Hugh Hudson / Kim Basinger,Vincent Perez,Eva Marie Saint / 2000

なんとも困る映画

 ヒュー・ハドソン監督のアフリカもの。クーキー・ゴールマンという人の自伝の映画化である。

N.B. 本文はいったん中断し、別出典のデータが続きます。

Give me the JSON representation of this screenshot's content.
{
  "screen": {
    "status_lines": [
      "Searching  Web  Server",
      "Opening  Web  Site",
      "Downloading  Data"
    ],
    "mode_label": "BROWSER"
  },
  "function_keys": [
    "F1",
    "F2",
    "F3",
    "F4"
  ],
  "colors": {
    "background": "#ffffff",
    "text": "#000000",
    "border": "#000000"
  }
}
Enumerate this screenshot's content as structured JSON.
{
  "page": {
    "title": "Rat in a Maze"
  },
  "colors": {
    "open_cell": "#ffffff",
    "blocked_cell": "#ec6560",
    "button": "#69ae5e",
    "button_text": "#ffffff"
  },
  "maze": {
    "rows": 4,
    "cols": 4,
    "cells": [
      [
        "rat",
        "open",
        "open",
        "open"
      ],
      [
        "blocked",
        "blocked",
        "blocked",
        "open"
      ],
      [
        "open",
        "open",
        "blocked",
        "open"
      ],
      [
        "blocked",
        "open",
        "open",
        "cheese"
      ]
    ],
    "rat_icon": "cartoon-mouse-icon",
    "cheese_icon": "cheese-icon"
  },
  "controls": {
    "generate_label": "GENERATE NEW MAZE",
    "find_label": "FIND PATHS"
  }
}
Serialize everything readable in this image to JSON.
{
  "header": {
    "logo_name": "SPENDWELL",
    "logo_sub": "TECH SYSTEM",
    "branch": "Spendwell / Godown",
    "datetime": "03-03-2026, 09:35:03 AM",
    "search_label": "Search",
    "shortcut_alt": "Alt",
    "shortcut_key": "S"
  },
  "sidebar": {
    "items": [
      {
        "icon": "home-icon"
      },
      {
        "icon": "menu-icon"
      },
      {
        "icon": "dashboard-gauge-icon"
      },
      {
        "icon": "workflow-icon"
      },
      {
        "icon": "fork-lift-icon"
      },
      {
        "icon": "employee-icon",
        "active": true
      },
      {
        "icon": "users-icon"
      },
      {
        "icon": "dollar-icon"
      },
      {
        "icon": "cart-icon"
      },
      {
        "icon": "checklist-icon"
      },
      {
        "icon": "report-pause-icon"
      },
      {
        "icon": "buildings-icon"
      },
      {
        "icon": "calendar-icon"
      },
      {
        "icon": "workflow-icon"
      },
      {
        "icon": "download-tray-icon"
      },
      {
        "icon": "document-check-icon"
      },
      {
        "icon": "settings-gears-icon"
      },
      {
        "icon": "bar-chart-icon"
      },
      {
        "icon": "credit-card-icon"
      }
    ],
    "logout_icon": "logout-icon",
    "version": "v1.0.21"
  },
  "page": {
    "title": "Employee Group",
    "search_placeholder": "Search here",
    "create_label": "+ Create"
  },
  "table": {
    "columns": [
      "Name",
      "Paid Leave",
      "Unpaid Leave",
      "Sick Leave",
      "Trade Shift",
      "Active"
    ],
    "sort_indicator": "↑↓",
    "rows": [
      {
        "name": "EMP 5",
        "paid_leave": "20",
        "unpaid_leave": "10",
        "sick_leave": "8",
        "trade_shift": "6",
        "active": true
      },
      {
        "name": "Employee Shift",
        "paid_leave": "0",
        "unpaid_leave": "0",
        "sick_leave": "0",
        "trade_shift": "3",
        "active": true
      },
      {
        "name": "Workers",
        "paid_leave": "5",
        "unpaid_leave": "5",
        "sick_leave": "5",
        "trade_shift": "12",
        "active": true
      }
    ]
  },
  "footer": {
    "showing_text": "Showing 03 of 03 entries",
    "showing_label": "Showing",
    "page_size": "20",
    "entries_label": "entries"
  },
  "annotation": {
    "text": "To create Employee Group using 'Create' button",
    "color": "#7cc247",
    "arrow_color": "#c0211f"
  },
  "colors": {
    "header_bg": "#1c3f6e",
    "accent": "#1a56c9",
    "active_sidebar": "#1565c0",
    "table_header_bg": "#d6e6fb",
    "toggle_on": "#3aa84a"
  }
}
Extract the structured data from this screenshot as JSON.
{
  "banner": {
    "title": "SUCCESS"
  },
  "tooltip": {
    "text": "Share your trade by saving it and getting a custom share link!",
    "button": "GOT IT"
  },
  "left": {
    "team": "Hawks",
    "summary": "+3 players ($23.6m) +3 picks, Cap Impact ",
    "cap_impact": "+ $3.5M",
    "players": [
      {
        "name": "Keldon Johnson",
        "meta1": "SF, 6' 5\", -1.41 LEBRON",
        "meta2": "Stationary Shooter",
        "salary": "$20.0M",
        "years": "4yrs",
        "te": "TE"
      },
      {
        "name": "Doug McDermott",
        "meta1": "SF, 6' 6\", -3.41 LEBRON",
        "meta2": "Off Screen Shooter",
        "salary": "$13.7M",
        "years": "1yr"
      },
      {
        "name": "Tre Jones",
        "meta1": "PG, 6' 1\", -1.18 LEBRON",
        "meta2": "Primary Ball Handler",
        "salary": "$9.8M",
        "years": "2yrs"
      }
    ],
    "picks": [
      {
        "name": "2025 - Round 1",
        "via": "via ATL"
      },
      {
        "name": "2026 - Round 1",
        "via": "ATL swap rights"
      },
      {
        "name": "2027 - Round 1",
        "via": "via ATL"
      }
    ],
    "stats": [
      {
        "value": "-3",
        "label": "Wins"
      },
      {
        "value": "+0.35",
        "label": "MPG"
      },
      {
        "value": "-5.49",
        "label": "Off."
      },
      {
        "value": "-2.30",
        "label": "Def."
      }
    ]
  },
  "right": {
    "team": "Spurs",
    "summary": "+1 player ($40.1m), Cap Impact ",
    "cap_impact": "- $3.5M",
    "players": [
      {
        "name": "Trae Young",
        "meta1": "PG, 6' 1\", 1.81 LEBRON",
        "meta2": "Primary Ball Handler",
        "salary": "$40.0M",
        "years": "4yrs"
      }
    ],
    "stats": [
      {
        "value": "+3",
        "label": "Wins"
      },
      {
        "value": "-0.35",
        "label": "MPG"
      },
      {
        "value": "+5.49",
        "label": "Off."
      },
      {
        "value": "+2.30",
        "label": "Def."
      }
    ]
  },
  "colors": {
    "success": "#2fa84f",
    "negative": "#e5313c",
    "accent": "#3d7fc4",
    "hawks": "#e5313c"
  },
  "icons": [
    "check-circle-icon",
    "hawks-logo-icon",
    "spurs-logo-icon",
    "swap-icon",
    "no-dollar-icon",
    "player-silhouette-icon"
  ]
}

 子持ちのイタリア人女性が再婚してアフリカに渡っていろいろと苦労するという話。実話だから仕方がないのだが、自分ではハンティングを楽しんでいるくせに密猟者には怒る夫、自宅に毒蛇を飼っていて噛まれて死ぬ息子など、ドラマの起伏を形作るエピソードの多くが「自業自得」としか言いようがないものなので、いったいどう反応すればいいのか困ってしまう。ヨーロッパ人がアフリカに入植することの傲慢さを描くという地点から一歩後退した、30年ぐらい前の映画を見ているようだった。

 映像はヒュー・ハドソンらしいきれいなもの。しかしいまさら、アフリカをきれいに撮るだけで売りものになるとは思えない。

 主役はキム・ベイシンガー。空回りである。夫にヴァンサン・ペレーズ。驚いたことに、エヴァ・マリー・セイントがベイシンガーの母親役で出ている。76歳。